Setting up the interview took a long time and required intermediaries, trust and persuasion. And no, we didn’t pay him to talk to us.
He is Kurdish and I would guess he’s aged in his early 30s. He had a curious blend of nervousness and self-confidence. I suspect that there is an art to being unobtrusive to most, but memorable to those that you want to remember you.
He smiled when I asked him whether he would be happy to put a family member on board one of these dinghies. He asked me why I was asking that question here, in France, when “three-quarters of the smugglers are in Britain”.
His assertion was that the boat trip across the Channel was easy compared to these migrants’ other experiences.

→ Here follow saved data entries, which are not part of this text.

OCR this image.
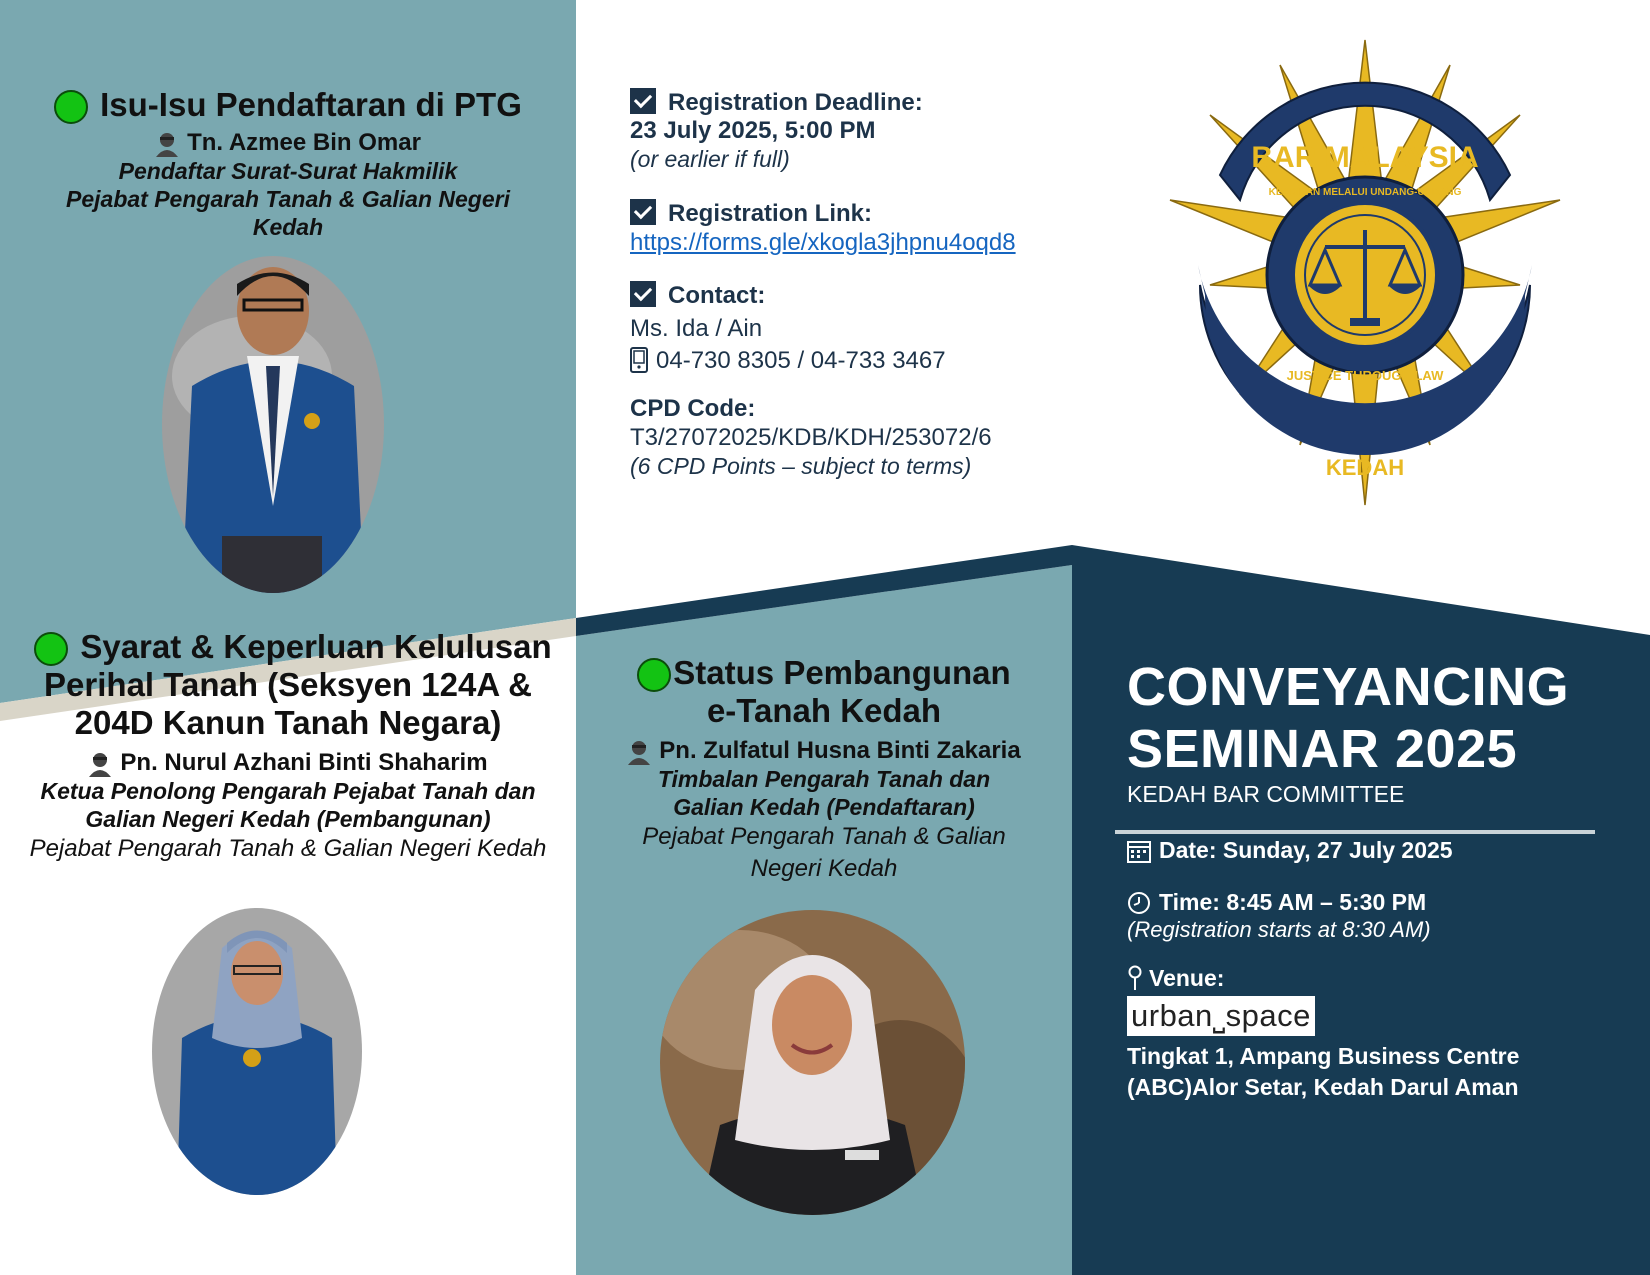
Isu-Isu Pendaftaran di PTG
Tn. Azmee Bin Omar
Pendaftar Surat-Surat Hakmilik
Pejabat Pengarah Tanah & Galian Negeri
Kedah
Syarat & Keperluan Kelulusan
Perihal Tanah (Seksyen 124A &
204D Kanun Tanah Negara)
Pn. Nurul Azhani Binti Shaharim
Ketua Penolong Pengarah Pejabat Tanah dan
Galian Negeri Kedah (Pembangunan)
Pejabat Pengarah Tanah & Galian Negeri Kedah
Status Pembangunan
e-Tanah Kedah
Pn. Zulfatul Husna Binti Zakaria
Timbalan Pengarah Tanah dan
Galian Kedah (Pendaftaran)
Pejabat Pengarah Tanah & Galian
Negeri Kedah
Registration Deadline:
23 July 2025, 5:00 PM
(or earlier if full)
Registration Link:
https://forms.gle/xkogla3jhpnu4oqd8
Contact:
Ms. Ida / Ain
04-730 8305 / 04-733 3467
CPD Code:
T3/27072025/KDB/KDH/253072/6
(6 CPD Points – subject to terms)
BAR MALAYSIA
KEDAH
JUSTICE THROUGH LAW
KEADILAN MELALUI UNDANG-UNDANG
CONVEYANCING
SEMINAR 2025
KEDAH BAR COMMITTEE
Date: Sunday, 27 July 2025
Time: 8:45 AM – 5:30 PM
(Registration starts at 8:30 AM)
Venue:
urban⎵space
Tingkat 1, Ampang Business Centre
(ABC)Alor Setar, Kedah Darul Aman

The insights were compelling – the prices, the way in which middlemen connected migrants with smugglers, and the grudging respect for the French police.
He left as he arrived – quietly, with no flourish. A handshake, a word of thanks, and he was gone. Apparently, he had a busy evening ahead of him – the winds were low, and the sea was calm. The boats would be launching in a few hours.
He claimed that some cross-Channel journeys are organised by families who club together to buy their own boat and engine, and added that many smugglers waste their profits on “alcohol, drugs and gambling”.
But he insisted that he only allowed boats to leave when the winds were light. He was scathing about others, including the people who arranged the Channel crossing in late 2021 that resulted in the death of 31 migrants.
“Some of the smugglers have no conscience,” he said. “They are mafias, not smugglers, and do it only for the money.
“They know the weather is not good but they still play with people’s lives. That night of the incident was one of those nights.
“The ones who did it – they have no heart.”